Elle leur recommande aussi de bonifier le soutien adapté à leur réalité offert dans les établissements du réseau de la santé qui sont en contact avec les personnes autochtones en situation d'itinérance. Il importe aussi, d'après la coroner, d'intégrer les pratiques de guérison autochtones dans ces établissements.
Selon son rapport, Napa Raphaël avait exprimé à plusieurs reprises son désir d'avoir une thérapie pour sa dépendance à l'alcool. La non-disponibilité des thérapies, qu'elles soient ancrées dans la culture de M. André ou qu'elles ne le soient pas, constitue une composante importante non négligeable ici, a écrit la coroner.
Elle demande aussi au ministère d'entamer rapidement les démarches afin que les services d'hébergement d'urgence soient continus et permanents.

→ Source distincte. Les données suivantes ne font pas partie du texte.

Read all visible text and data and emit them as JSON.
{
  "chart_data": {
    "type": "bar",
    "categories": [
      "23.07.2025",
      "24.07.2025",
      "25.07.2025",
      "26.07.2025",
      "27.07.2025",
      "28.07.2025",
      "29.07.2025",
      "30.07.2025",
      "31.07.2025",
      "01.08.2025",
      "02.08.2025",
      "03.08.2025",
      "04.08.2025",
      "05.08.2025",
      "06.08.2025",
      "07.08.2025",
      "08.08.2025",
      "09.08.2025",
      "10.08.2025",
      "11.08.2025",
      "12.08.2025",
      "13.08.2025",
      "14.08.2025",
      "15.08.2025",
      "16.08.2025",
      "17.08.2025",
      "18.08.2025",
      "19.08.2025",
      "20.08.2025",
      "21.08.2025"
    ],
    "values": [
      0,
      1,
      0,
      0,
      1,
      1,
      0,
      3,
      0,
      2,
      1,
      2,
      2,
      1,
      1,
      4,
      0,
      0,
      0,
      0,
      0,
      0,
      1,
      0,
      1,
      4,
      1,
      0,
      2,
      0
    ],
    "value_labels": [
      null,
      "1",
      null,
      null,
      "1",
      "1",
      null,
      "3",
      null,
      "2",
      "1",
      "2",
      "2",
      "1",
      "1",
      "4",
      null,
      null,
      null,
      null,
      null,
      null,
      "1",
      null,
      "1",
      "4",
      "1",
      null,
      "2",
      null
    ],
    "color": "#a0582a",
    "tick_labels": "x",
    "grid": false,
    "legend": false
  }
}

Stéphanie Gamache recommande, entre autres, à Santé Québec d'assurer la formation des intervenants des organismes communautaires qui offrent de l'hébergement d'urgence sur la reconnaissance des signes qui affectent la capacité des personnes à préserver leur sécurité dans des contextes d'intoxication.
Elle demande aussi de veiller au déploiement du Dossier santé numérique afin de faciliter la communication interétablissements pour une prise en charge centralisée des usagers.
La coroner recommande aussi que l'équipe mobile en médiation et intervention sociale de la Ville de Montréal ait un financement pour assurer sa pérennisation afin d'assurer les interventions adéquates.
Malgré 13 jours d'audience et 51 témoins, il reste des zones d'ombres dans cette histoire. Stéphanie Gamache a été marquée par les témoignages de la mère de Raphaël André, Suzanne Chemaganish, qui a partagé son incompréhension sur le fait que son fils soit mort seul dans le froid car des portes étaient fermées, et du chef Réal McKenzie.
Selon elle, c'était une leçon d'humilité et d'humanité pour tous.
Il faut apprendre du décès de M. André pour qu'il ne soit pas vain, a-t-elle écrit avant de conclure par une citation du philosophe et sociologue Edgar Morin : il faut retenir qu'à force de sacrifier l'essentiel pour l'urgence, on oublie l'urgence de l'essentiel.